L'innovation stratégique
L'innovation stratégique est un thème qui connaît un grand succès auprès des praticiens, notamment avec la notion de "Stratégie Océan Bleu" proposée par Kim et Mauborgne, mais dont les connexions avec la recherche académique sont encore distendues. Cette notion mérite-t-elle d'être approfondie d'un point de vue académique ? A quels champs de recherche peut-on la rattacher ? Si l'on analyse une série de cas emblématiques de cette notion en utilisant des théories établies dans la littérature académique, cela permet-il de l'enrichir ou de l'infléchir ? (Pr. Frédéric Fréry)

Le modèle économique
Le concept de modèle économique (ou "business model"), après avoir connu un important succès auprès des praticiens, apparaît de plus en plus fréquemment dans la littérature académique. Quel est l'apport de cette notion ? Au travers de l'analyse d'une série de cas et/ou d'enquêtes auprès de praticiens, peut-on établir que la notion de modèle économique constitue une synthèse, une redite ou une avancée par rapport aux modèles établis en stratégie (chaîne de valeur, approche par les ressources, etc.) ? (Pr. Frédéric Fréry)

Le management 2.0

L'idée que la diffusion des outils web 2.0 provoque une remise en cause des fondements du management connaît un fort retentissement auprès des praticiens sous la dénomination "management 2.0". Cependant, la littérature académique reste encore relativement distante par rapport à ce phénomène. Pourquoi ? A quels champs académiques peut-on le rattacher ? Que peut-on apprendre de l'analyse d'une série de cas emblématiques du management 2.0 au regard des théories des organisations ? (Pr. Frédéric Fréry)

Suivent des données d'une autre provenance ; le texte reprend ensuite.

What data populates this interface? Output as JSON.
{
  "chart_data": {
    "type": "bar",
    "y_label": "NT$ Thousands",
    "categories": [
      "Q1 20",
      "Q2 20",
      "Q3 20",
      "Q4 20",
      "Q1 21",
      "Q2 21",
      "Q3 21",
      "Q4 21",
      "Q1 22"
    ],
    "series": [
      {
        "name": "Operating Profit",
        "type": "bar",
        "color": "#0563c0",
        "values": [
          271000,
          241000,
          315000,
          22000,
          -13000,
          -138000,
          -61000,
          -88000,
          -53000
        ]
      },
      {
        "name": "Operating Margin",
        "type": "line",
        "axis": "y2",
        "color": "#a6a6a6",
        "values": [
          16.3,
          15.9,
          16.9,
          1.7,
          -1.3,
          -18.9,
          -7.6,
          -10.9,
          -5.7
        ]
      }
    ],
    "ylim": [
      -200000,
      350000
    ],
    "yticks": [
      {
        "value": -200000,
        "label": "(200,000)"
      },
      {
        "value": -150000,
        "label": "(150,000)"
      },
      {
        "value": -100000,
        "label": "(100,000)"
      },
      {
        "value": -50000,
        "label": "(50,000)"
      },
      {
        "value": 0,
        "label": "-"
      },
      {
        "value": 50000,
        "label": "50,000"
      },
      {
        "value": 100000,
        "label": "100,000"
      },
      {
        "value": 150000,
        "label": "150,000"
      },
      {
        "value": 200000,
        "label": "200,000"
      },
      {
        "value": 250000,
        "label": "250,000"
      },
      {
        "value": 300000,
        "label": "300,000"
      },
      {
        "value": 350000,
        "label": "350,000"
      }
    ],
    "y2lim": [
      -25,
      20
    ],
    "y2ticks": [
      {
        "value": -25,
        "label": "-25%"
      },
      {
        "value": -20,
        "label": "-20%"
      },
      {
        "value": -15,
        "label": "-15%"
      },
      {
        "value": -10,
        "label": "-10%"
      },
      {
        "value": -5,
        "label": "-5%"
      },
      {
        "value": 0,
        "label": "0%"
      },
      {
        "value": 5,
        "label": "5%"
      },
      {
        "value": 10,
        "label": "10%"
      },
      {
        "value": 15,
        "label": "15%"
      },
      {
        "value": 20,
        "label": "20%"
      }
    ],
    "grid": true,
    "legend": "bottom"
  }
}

Les technologies éternellement émergentes

Les technologies éternellement émergentes. En contradiction avec les modèles établis de diffusion des innovations, certaines technologies (dont la voiture électrique, le visiophone ou le cinéma en relief) restent durablement en phase d'émergence : on annonce depuis plusieurs décennies leur succès imminent, mais elles restent pourtant confidentielles. A partir d'une analyse de la littérature consacrée à l'innovation et de l'étude d'une série de cas de technologies éternellement émergentes, peut-on expliquer ce phénomène ? Qu'est-ce qui provoque l'éternelle émergence ? Que nous apprend-elle sur la diffusion des technologies ? (Pr. Frédéric Fréry)

Leadership et industries médiatiques
Les études qui traitent de leadership en management des médias sont le plus souvent empiriques et mettent en évidence plusieurs facteurs distinctifs : les caractéristiques des salariés, volontiers réfractaires à l’autorité ; la difficulté liée aux tensions qui naissent des perspectives multiples des parties prenantes; la nécessité du maintien du rôle sociétal des médias d’information dans des régimes démocratiques, à la charge du leader. A l’heure de la mutation digitale et participative du secteur, il s’agira d’étudier les évolutions du leadership au sein des organisations médiatiques qui participent directement à ces transformations (Pr. Ghislain Deslandes).

Le management des médias et de la culture
Le développement des médias sociaux et numériques a fait naître de nouvelles questions, notamment économiques, au sein des organisations qui produisent et diffusent de l'’information. Nous vous proposons ici de les étudier ; elles peuvent être liées aussi bien aux risques déontologiques, à l’identité organisationnelle des firmes composant le secteur ou encore aux nouveaux modes collaboratifs et de gestion de projets. Ces questions pourront être étendues à l’entertainment et aux différents domaines des activités culturelles et artistiques (Pr. Ghislain Deslandes).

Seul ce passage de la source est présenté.